You heard tell of the CCC? I can see by the sudden widening of your e^es and the blanching of your space-tanned skin that you have. Well, yours truly, Old Sarge here, was one of the first of the Space Rats of the CCC, and my buddy then was the man they know as Gentleman Jax. May Great Kramddl curse his name and blacken the memory of the first day when I first set eyes on him. .
"Graduating class. . ten-SHUN!"
The sergeant's stentorian voice bellowed forth, cracking like a whiplash across the expectant ears of the mathematically aligned rows of cadets. With the harsh snap of those fateful words a hundred and three incredibly polished bootheels crashed together with a single snap, and the eighty-seven cadets of the graduating class snapped to steel-rigid attention. (It should be explained that some of them were from alien worlds, different numbers of legs, and so on.) Not a breath was drawn, not an eyelid twitched a thousandth of a milliliter as Colonel von Thorax stepped forward, glaring down at them all through the glass monocle in front of his glass eye, close-cropped gray hair stiff as barbed wire, black uniform faultlessly cut and smooth, a krmml weed cigarette clutched in the steel fingers of his prosthetic left arm, black gloved fingers of his prosthetic right arm snapping to hat-brim's edge in a perfect salute, motors whining thinly in his prosthetic lungs to power the Brobdingnagian roar of his harshly bellowed command.
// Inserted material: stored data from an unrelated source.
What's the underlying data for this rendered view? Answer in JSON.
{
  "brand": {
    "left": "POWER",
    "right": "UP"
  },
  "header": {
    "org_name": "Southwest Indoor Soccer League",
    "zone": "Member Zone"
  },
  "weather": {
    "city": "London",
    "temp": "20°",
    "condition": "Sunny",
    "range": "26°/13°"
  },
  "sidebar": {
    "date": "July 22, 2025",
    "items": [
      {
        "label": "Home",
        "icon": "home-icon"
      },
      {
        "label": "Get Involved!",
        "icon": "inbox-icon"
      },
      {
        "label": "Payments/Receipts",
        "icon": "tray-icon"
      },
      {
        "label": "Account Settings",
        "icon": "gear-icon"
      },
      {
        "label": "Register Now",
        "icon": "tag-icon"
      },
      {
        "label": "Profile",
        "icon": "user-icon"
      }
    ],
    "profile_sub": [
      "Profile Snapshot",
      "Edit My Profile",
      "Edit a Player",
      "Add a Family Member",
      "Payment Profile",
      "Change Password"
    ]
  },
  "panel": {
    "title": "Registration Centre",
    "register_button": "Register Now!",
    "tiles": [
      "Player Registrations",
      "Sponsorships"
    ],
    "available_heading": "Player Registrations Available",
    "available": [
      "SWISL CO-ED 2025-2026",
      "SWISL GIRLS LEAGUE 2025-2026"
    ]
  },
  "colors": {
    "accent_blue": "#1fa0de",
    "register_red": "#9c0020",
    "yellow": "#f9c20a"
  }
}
"At ease. And listen to me. You are the handpicked men — and handpicked things too, of course — from all the civilized worlds of the galaxy. Six million and forty-three cadets entered the first year of training, and most of them washed out in one way or another. Some could not toe the mark. Some were expelled and shot for buggery. Some believed the lying commie pinko crying liberal claims that continuous war and slaughter are not necessary, and they were expelled and shot as well. One by one the weaklings fell away through the years leaving the hard core of the Corps — you! The Corpsmen of the first graduating class of the CCC! Ready to spread the benefits of civilization to the stars. Ready at last to find out what the initials CCC stand for!"
A mighty roar went up from the massed throats, a cheer of hoarse masculine enthusiasm that echoed and boomed from the stadium walls. At a signal from von Thorax a switch was thrown, and a great shield of imperviomite slid into place above, sealing the stadium from prying eyes and ears and snooping spyish rays. The roaring voices roared on enthusiastically — and many an eardrum was burst that day! — yet were stilled in an instant when the Colonel raised his hand.
"You Corpsmen will not be alone when you push the frontiers of civilization out to the barbaric stars. Oh no! You will each have a faithful companion by your side. First man, first row, step forward and meet your faithful companion!"